Alexandre, o Grande: fundação de Alexandria em 331 a.C - início da dinastia macedônica, período conhecido como Helenismo - disseminação da cultura grega.

Ptolomeu - Alexandre da Macedônia foi proclamado faraó. Após sua morte, o general macedônio assumiu o trono egípcio. A partir daí, várias gerações de faraós macedônicos reinaram até 30 a.C. - durou exatamente 300 anos.

Cleópatra [falecida em 30 a.C.] - Seu nome era Cleópatra VII Filopátur [tradução: a sétima filha do pai, amada pelo pai].

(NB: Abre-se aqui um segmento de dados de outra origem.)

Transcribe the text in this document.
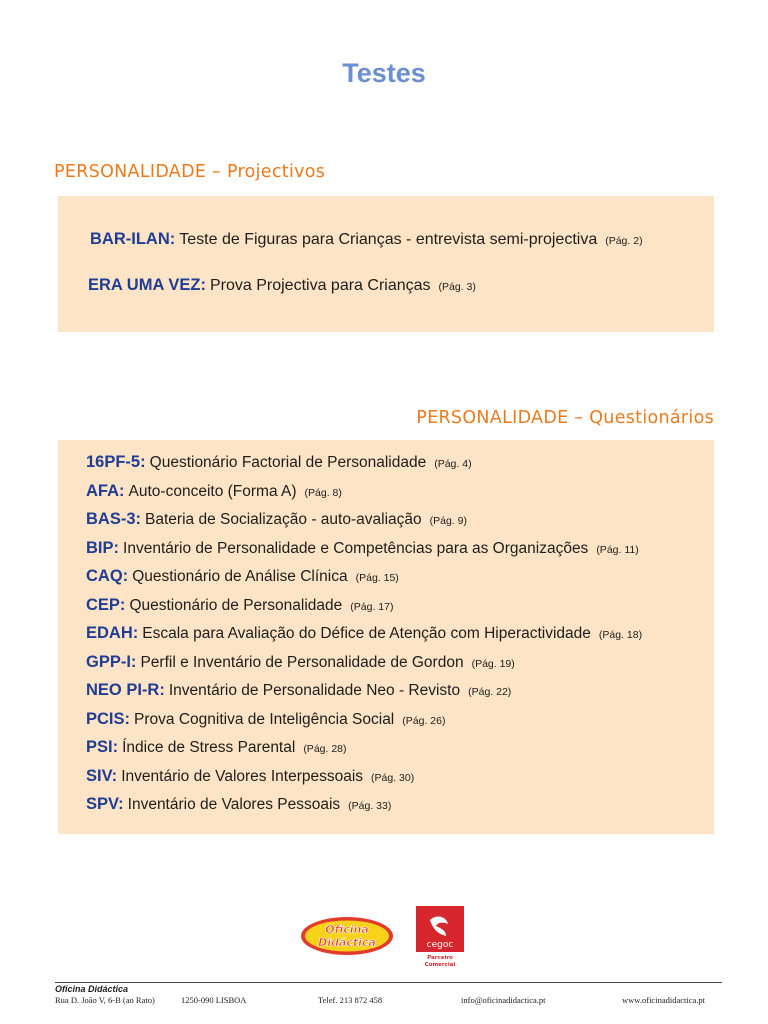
Testes
PERSONALIDADE – Projectivos
BAR-ILAN: Teste de Figuras para Crianças - entrevista semi-projectiva (Pág. 2)
ERA UMA VEZ: Prova Projectiva para Crianças (Pág. 3)
PERSONALIDADE – Questionários
16PF-5: Questionário Factorial de Personalidade (Pág. 4)
AFA: Auto-conceito (Forma A) (Pág. 8)
BAS-3: Bateria de Socialização - auto-avaliação (Pág. 9)
BIP: Inventário de Personalidade e Competências para as Organizações (Pág. 11)
CAQ: Questionário de Análise Clínica (Pág. 15)
CEP: Questionário de Personalidade (Pág. 17)
EDAH: Escala para Avaliação do Défice de Atenção com Hiperactividade (Pág. 18)
GPP-I: Perfil e Inventário de Personalidade de Gordon (Pág. 19)
NEO PI-R: Inventário de Personalidade Neo - Revisto (Pág. 22)
PCIS: Prova Cognitiva de Inteligência Social (Pág. 26)
PSI: Índice de Stress Parental (Pág. 28)
SIV: Inventário de Valores Interpessoais (Pág. 30)
SPV: Inventário de Valores Pessoais (Pág. 33)
Oficina
Didáctica	cegoc
Parceiro
Comercial
Oficina Didáctica
Rua D. João V, 6-B (ao Rato)	1250-090 LISBOA	Telef. 213 872 458	info@oficinadidactica.pt	www.oficinadidactica.pt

A última rainha macedônica era poliglota e grande estudiosa de várias disciplinas, por isso talvez fosse a mulher mais culta de sua época. Sua morte marca o início da dominação romana. Antes, foi aliada do grande general de Roma: Caio Júlio César. Após o assassinato deste, ela aliou-se ao militar romano Marco Antônio, numa tentativa infrutífera de proteger seu reino. Mas foram derrotados e o imperador Augusto, sobrinho-neto de César, passou a controlar o Egito.

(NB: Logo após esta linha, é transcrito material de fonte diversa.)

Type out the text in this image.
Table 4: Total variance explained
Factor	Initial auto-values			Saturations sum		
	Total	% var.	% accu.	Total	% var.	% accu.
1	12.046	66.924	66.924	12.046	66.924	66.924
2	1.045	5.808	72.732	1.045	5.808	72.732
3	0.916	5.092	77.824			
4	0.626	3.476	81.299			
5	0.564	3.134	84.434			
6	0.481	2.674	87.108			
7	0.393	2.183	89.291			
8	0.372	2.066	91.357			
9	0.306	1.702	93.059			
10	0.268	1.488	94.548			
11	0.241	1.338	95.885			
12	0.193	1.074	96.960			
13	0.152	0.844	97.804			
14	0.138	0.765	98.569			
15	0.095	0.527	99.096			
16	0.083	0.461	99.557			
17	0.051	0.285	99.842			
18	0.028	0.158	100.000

Ela teve um filho com Júlio César [Ptolomeu Cesarion] e três com Marco Antônio: um casal de gêmeos, Alexandre Hélio [Alexandre Sol] e Cleópatra Selene [Cleópatra Lua]; e o caçula Ptolomeu Filadelfo.


Cleópatra em uma moeda de sua época







Busto de Cleópatra esculpido em Roma
na época em que a rainha visitou a cidade.













Retratos de Fayum: pinturas sobre os caixões de múmias do Egito no período romano
















Observação: A atual polêmica sobre a cor dos egípcios antigos e a cor de pele da rainha Cleópatra [sua etnia e raça] não têm base histórica, mas sim ideológica, baseada em conceitos restritos e arcaicos de "raças" humanas. É um debate pseudocientífico e contraproducente. Não há mistérios neste mundo para a verdadeira Ciência, que já explicou, com riqueza de detalhes factuais, questões muito mais complexas, como a origem do Universo, a origem da vida e sua evolução. No mundo científico não há espaço para falácias e bobagens conspiratórias. As pirâmides e o Serapeum não foram construídos por alienígenas. O povo egípcio antigo era semítico-africano e também misto, com variações na cor de sua pele. O verdadeiro rosto de Cleópatra nunca foi um mistério. E desde Eratóstenes [Cirene 276 a.C - Alexandria 194 a.C.] o formato da Terra redonda já era conhecido.


Vídeo explicando o cálculo da circunferência da Terra, feito por Eratóstenes em Alexandria:




Dica de leitura: A Pedra da Luz - Nefer, o Silencioso [clique no link para ler minha análise do livro]



















Curiosidade para pesquisar:

Máscara mortuária de Tutancâmon





















A máscara cobria o rosto do faraó mumificado, dentro de 3 sarcófagos. A descoberta de seu túmulo foi considerada revolucionária e uma das mais importantes do séc. XX, graças à persistência do arqueólogo Howard Carter (Kensington 1874 - Londres 1939).


Curiosidade para você pesquisar:
Serapeum - Sakkara (ou Saqqara) - 24 túmulos gigantes, colocados num enorme corredor, para os touros sagrados.





Sobre a origem dos antigos egípcios, assista ao vídeo a partir do minuto 38:23


Segundo o estudo acima, baseado principalmente em anatomia, genética e linguística, os povos do norte da África, como os berberes, os líbios e os egípcios são descendentes de povos que vieram da Anatólia [atual Turquia] e do Oriente Médio. Estes tinham a pele clara e são os ancestrais dos povos indo-europeus e semíticos.

Já ao sul do Egito, na Núbia, os povos tinham a pele escura, como já foi falado aqui nesta postagem.


Acima, um vídeo sobre a questão étnico-racial no Egito.